The excitement for a new Weezer album gets fans so nostalgic for ‘90s reclamation of glory upon its release that they don’t seem to realize two weeks later that they’ve forgotten about it. For me at least, that’s what happened two years ago when they released Everything Will Be Alright. On the first few listens I really enjoyed it, even chiming in along with everyone else that Weezer has found its stride again. Then, after taking a break from it, went back to listen to it again only to find it stale and unexciting. The new album sounds like it also won’t age well. Why? Because it’s the same old album.

So the question I ask music journalists, critics and fans is the same one I asked myself: Why do you want Weezer to sound like the band on “The Blue Album” or Pinkerton? If I want to listen to an album that sounds like those two albums, I’ll just listen to those two albums. It’s as if the expectations for Weezer have unknowingly gotten so low that we give them free passes for giving us the same album over and over again. The only slight turn they’ve taken on this new album is the song “Jacked Up” with a piano anchoring the song. That song sounds NOTHING like Weezer and is one of the highlights for me on the album because of it’s unexpected style. So instead of looking for Weezer to give us another “Blue Album” why not look for them to give us something new and different?

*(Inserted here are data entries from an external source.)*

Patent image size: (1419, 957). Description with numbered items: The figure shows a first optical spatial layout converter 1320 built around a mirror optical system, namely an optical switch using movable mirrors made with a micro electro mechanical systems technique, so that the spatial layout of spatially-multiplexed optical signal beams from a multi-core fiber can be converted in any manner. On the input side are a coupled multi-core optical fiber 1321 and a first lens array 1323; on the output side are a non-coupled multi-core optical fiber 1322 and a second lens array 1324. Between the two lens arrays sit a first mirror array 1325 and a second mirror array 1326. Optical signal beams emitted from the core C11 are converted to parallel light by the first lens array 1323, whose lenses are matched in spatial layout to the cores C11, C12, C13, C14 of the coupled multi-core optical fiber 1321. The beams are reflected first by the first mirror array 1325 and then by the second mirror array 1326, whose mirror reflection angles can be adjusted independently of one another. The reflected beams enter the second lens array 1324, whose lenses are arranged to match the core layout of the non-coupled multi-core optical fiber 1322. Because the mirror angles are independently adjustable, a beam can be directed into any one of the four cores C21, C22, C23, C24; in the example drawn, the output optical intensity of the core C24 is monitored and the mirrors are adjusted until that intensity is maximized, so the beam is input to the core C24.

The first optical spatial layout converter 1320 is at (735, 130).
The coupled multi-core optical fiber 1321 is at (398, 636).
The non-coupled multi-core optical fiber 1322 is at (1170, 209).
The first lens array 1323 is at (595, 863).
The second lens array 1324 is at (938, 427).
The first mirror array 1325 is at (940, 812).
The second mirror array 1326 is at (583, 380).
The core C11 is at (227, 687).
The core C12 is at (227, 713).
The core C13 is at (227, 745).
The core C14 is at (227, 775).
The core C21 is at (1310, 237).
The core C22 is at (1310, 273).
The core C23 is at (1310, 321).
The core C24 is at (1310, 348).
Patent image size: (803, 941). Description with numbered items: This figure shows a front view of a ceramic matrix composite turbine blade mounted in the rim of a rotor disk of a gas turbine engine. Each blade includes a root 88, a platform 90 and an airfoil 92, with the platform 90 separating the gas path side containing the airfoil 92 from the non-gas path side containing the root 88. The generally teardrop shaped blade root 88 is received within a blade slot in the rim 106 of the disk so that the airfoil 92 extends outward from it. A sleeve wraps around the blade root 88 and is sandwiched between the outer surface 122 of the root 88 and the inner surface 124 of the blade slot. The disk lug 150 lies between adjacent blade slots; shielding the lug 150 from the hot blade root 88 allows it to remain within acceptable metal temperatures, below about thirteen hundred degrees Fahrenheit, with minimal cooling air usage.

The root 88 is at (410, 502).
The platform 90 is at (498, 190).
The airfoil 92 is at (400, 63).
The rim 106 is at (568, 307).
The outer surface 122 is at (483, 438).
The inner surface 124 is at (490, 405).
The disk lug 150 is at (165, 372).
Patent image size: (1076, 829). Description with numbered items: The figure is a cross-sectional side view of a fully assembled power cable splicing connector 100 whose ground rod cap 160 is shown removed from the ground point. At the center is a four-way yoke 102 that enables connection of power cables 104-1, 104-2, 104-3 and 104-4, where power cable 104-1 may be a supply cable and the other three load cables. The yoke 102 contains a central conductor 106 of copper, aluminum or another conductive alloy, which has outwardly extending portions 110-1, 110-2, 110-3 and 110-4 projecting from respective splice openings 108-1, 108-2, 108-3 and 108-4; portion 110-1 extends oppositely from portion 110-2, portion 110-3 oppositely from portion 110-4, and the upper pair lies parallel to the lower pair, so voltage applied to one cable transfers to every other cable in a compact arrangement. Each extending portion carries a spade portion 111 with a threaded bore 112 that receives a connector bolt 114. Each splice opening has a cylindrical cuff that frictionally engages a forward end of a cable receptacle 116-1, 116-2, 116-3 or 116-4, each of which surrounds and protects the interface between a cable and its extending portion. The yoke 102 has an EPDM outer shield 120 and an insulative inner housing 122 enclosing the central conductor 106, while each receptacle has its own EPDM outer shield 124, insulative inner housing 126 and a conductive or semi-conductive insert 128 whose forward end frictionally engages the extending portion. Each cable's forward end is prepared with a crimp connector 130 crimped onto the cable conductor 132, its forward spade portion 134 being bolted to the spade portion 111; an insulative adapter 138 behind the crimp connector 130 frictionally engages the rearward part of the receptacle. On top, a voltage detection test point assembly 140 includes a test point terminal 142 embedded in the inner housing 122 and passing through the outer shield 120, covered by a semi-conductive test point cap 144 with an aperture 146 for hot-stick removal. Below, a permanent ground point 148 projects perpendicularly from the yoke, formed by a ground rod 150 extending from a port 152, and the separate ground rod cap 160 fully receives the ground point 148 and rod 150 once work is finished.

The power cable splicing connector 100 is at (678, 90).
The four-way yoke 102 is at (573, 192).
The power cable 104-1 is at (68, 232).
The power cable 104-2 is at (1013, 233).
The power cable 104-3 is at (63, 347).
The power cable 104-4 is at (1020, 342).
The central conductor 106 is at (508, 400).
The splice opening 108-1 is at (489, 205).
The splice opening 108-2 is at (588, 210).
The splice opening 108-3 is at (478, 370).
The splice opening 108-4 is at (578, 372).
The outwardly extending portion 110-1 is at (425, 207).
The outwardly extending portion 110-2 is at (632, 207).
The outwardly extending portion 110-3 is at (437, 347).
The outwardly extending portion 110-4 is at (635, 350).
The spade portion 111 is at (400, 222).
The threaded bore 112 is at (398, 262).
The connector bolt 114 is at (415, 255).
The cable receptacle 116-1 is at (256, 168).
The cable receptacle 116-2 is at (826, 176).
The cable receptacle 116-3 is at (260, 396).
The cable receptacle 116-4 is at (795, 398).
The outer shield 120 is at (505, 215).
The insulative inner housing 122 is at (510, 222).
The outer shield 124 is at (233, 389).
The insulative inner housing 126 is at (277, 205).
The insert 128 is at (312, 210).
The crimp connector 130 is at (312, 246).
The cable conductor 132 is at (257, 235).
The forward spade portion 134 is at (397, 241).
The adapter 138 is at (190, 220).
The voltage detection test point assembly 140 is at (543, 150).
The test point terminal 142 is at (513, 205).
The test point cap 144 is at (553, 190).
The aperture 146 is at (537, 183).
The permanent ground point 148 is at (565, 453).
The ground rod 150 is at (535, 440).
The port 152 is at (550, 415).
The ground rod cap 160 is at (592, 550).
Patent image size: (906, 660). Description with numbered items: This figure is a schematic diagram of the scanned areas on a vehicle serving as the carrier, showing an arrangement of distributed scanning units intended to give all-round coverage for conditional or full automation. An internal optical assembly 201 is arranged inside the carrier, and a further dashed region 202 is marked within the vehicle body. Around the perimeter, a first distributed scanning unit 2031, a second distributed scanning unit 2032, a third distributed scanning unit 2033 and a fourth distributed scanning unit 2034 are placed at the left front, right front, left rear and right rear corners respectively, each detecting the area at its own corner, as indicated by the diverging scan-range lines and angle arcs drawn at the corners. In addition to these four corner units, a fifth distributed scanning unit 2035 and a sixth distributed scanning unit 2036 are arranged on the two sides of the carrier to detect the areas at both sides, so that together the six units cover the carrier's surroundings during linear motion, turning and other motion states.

Now, none of what I write here is to suggest Weezer sucks and they haven’t given us decent to good albums, because they have. I really enjoyed “The Green Album” and to some extent Maladroit. I’ve heard a lot over the years, and heard it again recently, that “The Red Album” was one of Weezer’s best in a long time because it sounds NOTHING like their previous albums. In fact, “The Red Album” is such a different album that I forgot about it - I’ve associated the band’s sound with every other album that "something different" seems to slip through my memory. Its also a one-and-done type album, almost saying “Here’s something new! Now back to your regularly scheduled Weezer programming.” The album is actually the only one to have all four members contributing lead vocals and the songwriting. They mixed it up and it worked, why go away from it!?!?!?! “The Red Album” had sharper guitar riffs, a heavier sound, experimentation and much meatier lyrics while still keeping the band’s pop/rock sensibilities. It was the most concise the band had sounded to that point and how do they follow it up? With fucking Raditude.

As much credit and appreciation I can give the band for “The Red Album”, it’s still 8 years old and four albums ago. To suggest it was just a lucky blip on the Weezer radar screen would be fitting and to expecting them to make another album as good as that would be expecting too much.

So, what am I trying to say with all this mess of a review/rant? Their new album is good but nothing really new. Even saying it’s good might be a stretch. We’ll see how it sounds in a month. Also, my expectations for Weezer are that they’ll continue to give me the same album with every release. I just can’t trust Weezer to give me anything more than that. Also, people need to let their first two albums go and treasure them. They were fantastic albums and always will always, but wanting the band to reclaim that sound and artistry, or to make albums like those, is to want the band to remain complacent, and a complacent band is a boring one. In the end I wish Weezer would stop being boring.